Another Republican senator, Florida's Marco Rubio, told reporters that he doesn't know what can be done to undo the harm that's resulted from the withdrawal.

Rubio said that "there are some mistakes that are not easy to reverse. And there are some that are irreversible."

For his part, Trump said U.S. troops are "largely out" of a region of Syria where Turkish forces are attacking Kurdish fighters.

Turkey launched a military operation against Kurdish fighters allied with the U.S. after Trump pulled troops from the region this month.

As he met Wednesday with Italy's president, Trump said: "If Syria wants to fight to take back their land, that's up to them and Turkey."

Trump adds: "There's a lot of sand that they can play with."

But as Trump defended removing troops from northeastern Syria, he's also talking up his recent decision to send more troops to Saudi Arabia to help the kingdom defend against Iran.

Trump said the U.S. is sending missiles and "great power" to the Saudis, and added: "They're paying for that."

House Speaker Nancy Pelosi also said the White House has canceled a classified briefing about Syria for House members.

The California Democrat says scrapping the meeting prevents Congress from learning about "the dangerous situation" caused by President Donald Trump's withdrawal of U.S. troops from northern Syria.

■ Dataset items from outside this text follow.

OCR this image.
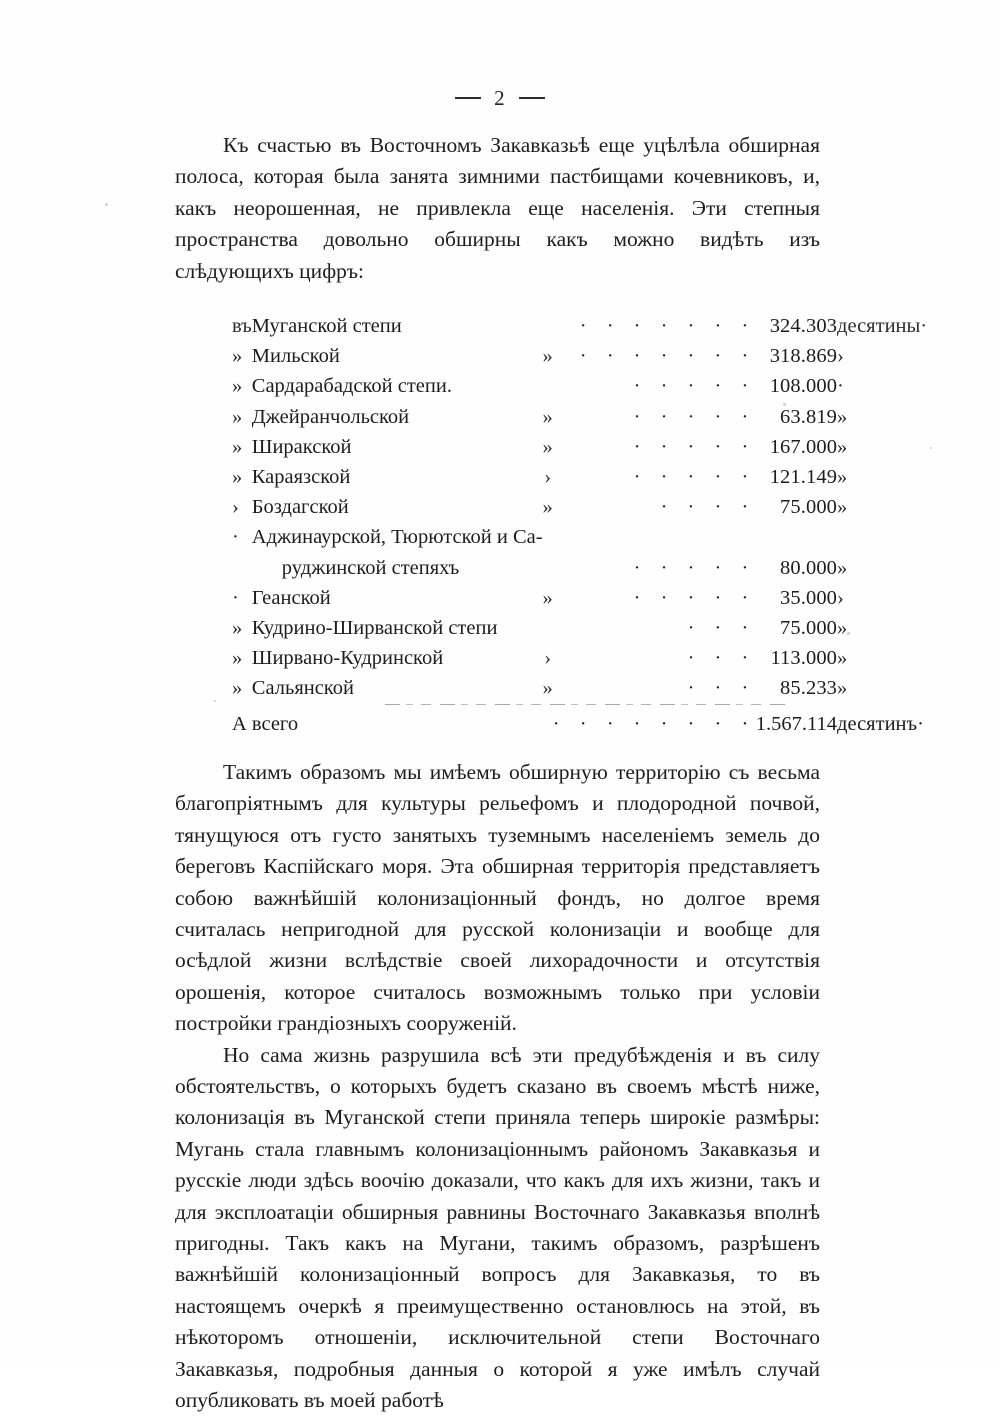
2

Къ счастью въ Восточномъ Закавказьѣ еще уцѣлѣла обширная полоса, которая была занята зимними пастбищами кочевниковъ, и, какъ неорошенная, не привлекла еще населенія. Эти степныя пространства довольно обширны какъ можно видѣть изъ слѣдующихъ цифръ:

въ	Муганской степи		· · · · · · ·	324.303	десятины·
»	Мильской	»	· · · · · · ·	318.869	›
»	Сардарабадской степи.		· · · · ·	108.000	·
»	Джейранчольской	»	· · · · ·	63.819	»
»	Ширакской	»	· · · · ·	167.000	»
»	Караязской	›	· · · · ·	121.149	»
›	Боздагской	»	· · · ·	75.000	»
·	Аджинаурской, Тюрютской и Са-				
	руджинской степяхъ		· · · · ·	80.000	»
·	Геанской	»	· · · · ·	35.000	›
»	Кудрино-Ширванской степи		· · ·	75.000	»
»	Ширвано-Кудринской	›	· · ·	113.000	»
»	Сальянской	»	· · ·	85.233	»
А всего			· · · · · · · ·	1.567.114	десятинъ·

Такимъ образомъ мы имѣемъ обширную территорію съ весьма благопріятнымъ для культуры рельефомъ и плодородной почвой, тянущуюся отъ густо занятыхъ туземнымъ населеніемъ земель до береговъ Каспійскаго моря. Эта обширная территорія представляетъ собою важнѣйшій колонизаціонный фондъ, но долгое время считалась непригодной для русской колонизаціи и вообще для осѣдлой жизни вслѣдствіе своей лихорадочности и отсутствія орошенія, которое считалось возможнымъ только при условіи постройки грандіозныхъ сооруженій.

Но сама жизнь разрушила всѣ эти предубѣжденія и въ силу обстоятельствъ, о которыхъ будетъ сказано въ своемъ мѣстѣ ниже, колонизація въ Муганской степи приняла теперь широкіе размѣры: Мугань стала главнымъ колонизаціоннымъ райономъ Закавказья и русскіе люди здѣсь воочію доказали, что какъ для ихъ жизни, такъ и для эксплоатаціи обширныя равнины Восточнаго Закавказья вполнѣ пригодны. Такъ какъ на Мугани, такимъ образомъ, разрѣшенъ важнѣйшій колонизаціонный вопросъ для Закавказья, то въ настоящемъ очеркѣ я преимущественно остановлюсь на этой, въ нѣкоторомъ отношеніи, исключительной степи Восточнаго Закавказья, подробныя данныя о которой я уже имѣлъ случай опубликовать въ моей работѣ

Pelosi said she's "deeply concerned" because lawmakers have a right to be informed about such decisions.

A Democratic congressional aide says the White House said it couldn't provide administration officials to conduct Thursday's planned briefing.

Two Senate aides say a classified briefing for senators was also canceled. One aide says it's because key administration officials were traveling to Turkey. The aides spoke on condition of anonymity because they weren't authorized to discuss the matter publicly.